Wanliss crafted a business proposal, applied for a grant and decided that he was all in.
He started by collecting unused spikes from his teammates and packing them for shipment to Jamaica. He contacted other area schools to explain Spikes 4 Tykes, and they put out collection bins for spikes at track meets.
Wanliss said that his close-knit community was a major factor in the program’s liftoff.
But his initial expectations were meager, he said, and he just wanted to see the project come to some sort of fruition.
“I didn’t have a set goal, I just wanted to get spikes,” Wanliss said. “(But) it literally took off.”
After gathering 15 pairs of spikes at the first meet with the bins, Wanliss was ecstatic.
From then, the project only grew.
Peggy Shaw, director of public relations at Holy Innocents — and whom Wanliss described as instrumental in Spikes 4 Tyke’s development — said the school supported the program and wanted it to succeed as much as Wanliss did.
The support included posting about the organization on Facebook and Twitter and spreading the word throughout the community.
But the school could only do so much, and it was ultimately Wanliss’ success on the track that got people to notice.
“God gave me the talent to run track, and I did well,” said Wanliss, a three-time Georgia high school state champion in the 400 and state-record holder in the 800. “With me doing well, it brought a lot of publicity to the whole program.”
And though that attention was largely local, eventually national news outlets found Wanliss’ story.
None was bigger than Sports Illustrated, which featured Wanliss in its “Faces in the Crowd” section.
Yahoo! also ran an article about Spikes 4 Tykes after Wanliss broke the state record in the 800 at the state meet, and the program blew up nationwide.

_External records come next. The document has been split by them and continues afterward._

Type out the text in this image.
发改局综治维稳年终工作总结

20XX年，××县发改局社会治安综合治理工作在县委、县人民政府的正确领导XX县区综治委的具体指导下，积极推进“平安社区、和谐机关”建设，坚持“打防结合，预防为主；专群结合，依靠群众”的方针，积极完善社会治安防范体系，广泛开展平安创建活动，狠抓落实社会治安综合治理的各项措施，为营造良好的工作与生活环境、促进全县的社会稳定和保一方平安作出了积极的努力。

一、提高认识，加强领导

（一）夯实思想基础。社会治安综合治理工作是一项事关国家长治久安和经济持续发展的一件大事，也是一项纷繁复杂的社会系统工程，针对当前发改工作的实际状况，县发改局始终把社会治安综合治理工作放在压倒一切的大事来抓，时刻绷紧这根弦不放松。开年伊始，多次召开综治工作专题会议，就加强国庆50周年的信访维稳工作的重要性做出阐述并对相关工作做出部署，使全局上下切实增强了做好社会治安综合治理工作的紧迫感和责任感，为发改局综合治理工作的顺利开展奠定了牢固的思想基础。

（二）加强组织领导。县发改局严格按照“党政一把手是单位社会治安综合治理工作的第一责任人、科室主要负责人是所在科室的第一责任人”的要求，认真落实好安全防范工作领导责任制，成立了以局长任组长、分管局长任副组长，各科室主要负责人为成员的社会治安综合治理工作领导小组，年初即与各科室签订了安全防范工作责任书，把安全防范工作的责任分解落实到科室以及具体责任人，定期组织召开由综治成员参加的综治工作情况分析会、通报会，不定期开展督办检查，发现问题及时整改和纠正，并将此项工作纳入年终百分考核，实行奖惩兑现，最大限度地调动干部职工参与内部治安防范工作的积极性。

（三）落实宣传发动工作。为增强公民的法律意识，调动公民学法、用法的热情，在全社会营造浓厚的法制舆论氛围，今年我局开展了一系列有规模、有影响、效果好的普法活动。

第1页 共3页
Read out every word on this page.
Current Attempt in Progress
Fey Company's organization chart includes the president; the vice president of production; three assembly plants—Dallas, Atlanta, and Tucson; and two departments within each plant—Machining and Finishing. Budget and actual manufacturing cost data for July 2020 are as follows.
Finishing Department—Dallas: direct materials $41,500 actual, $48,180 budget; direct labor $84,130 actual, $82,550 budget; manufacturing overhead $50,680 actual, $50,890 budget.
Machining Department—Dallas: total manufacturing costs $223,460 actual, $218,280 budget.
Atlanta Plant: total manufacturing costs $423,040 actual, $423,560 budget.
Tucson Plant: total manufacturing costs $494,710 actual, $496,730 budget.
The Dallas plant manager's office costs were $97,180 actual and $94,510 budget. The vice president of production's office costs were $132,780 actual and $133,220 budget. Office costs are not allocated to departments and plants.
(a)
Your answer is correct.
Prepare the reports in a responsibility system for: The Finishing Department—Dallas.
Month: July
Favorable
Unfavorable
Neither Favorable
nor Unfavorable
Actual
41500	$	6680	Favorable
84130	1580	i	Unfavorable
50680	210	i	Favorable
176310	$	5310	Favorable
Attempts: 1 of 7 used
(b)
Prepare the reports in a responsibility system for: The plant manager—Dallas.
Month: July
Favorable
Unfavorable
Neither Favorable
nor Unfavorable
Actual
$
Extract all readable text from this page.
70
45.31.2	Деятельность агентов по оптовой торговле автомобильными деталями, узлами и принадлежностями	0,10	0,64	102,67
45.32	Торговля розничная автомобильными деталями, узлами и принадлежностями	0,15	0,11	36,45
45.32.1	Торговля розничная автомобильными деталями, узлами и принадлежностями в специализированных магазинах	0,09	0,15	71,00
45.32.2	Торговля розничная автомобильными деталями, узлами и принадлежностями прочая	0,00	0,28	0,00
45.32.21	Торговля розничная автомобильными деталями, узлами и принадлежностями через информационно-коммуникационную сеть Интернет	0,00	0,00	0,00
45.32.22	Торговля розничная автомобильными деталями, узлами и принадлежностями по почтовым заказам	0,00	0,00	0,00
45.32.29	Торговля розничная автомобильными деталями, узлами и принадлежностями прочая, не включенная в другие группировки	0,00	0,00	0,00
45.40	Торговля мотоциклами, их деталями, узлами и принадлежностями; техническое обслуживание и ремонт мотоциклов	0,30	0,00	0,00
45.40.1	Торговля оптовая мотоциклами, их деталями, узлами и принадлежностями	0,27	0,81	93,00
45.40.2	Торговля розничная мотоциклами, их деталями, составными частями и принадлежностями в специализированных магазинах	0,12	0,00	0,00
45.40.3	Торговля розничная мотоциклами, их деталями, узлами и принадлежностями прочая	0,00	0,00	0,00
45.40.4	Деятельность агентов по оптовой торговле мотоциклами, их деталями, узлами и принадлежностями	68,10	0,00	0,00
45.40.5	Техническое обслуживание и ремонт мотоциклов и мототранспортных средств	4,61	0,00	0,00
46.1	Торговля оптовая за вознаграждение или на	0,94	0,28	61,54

“People read the story and thought, ‘This is great,’ and just started sending in spikes from all over,” Wanliss said, adding that he received calls from as far away as Oregon and New Mexico.
Shaw said she was surprised that the program took off so fast and attracted a national audience.
“I didn’t (expect it to take off like it did),” she said. “I think I can safely say that because I don’t think O’Neal did, either.”
Stacey Davis, one of Wanliss’ high school track coaches, said it was Wanliss’ work ethic and competitiveness that brought the program so much success.
“That’s just like O’Neal,” Davis said. “If he wants to do something, he takes it to the next level.”
The next level for Spikes 4 Tykes was getting the spikes to their destination.
Wanliss flew to Jamaica and hand-delivered 68 pairs to five schools on the Caribbean island.
“It was like Christmas, it was great,” Wanliss said. “I was just happy with how everything turned out. Everything really fell into place … to see that it all came together, it was like, ‘Wow, I actually did it.’”
Spikes 4 Tykes, which is now officially a non-profit organization with its own public relations firm and sponsors — including Home Depot and AirTran — has remained a large part of Wanliss’ life at UNC.
He continues to collect spikes from teammates and coaches, and he’s reached out to a number of Division I schools.
“Some schools in the ACC, some schools in the SEC,” Wanliss said. “Everyone’s just kind of jumping on board now.”
O’Neal Wanliss had an idea, and it worked.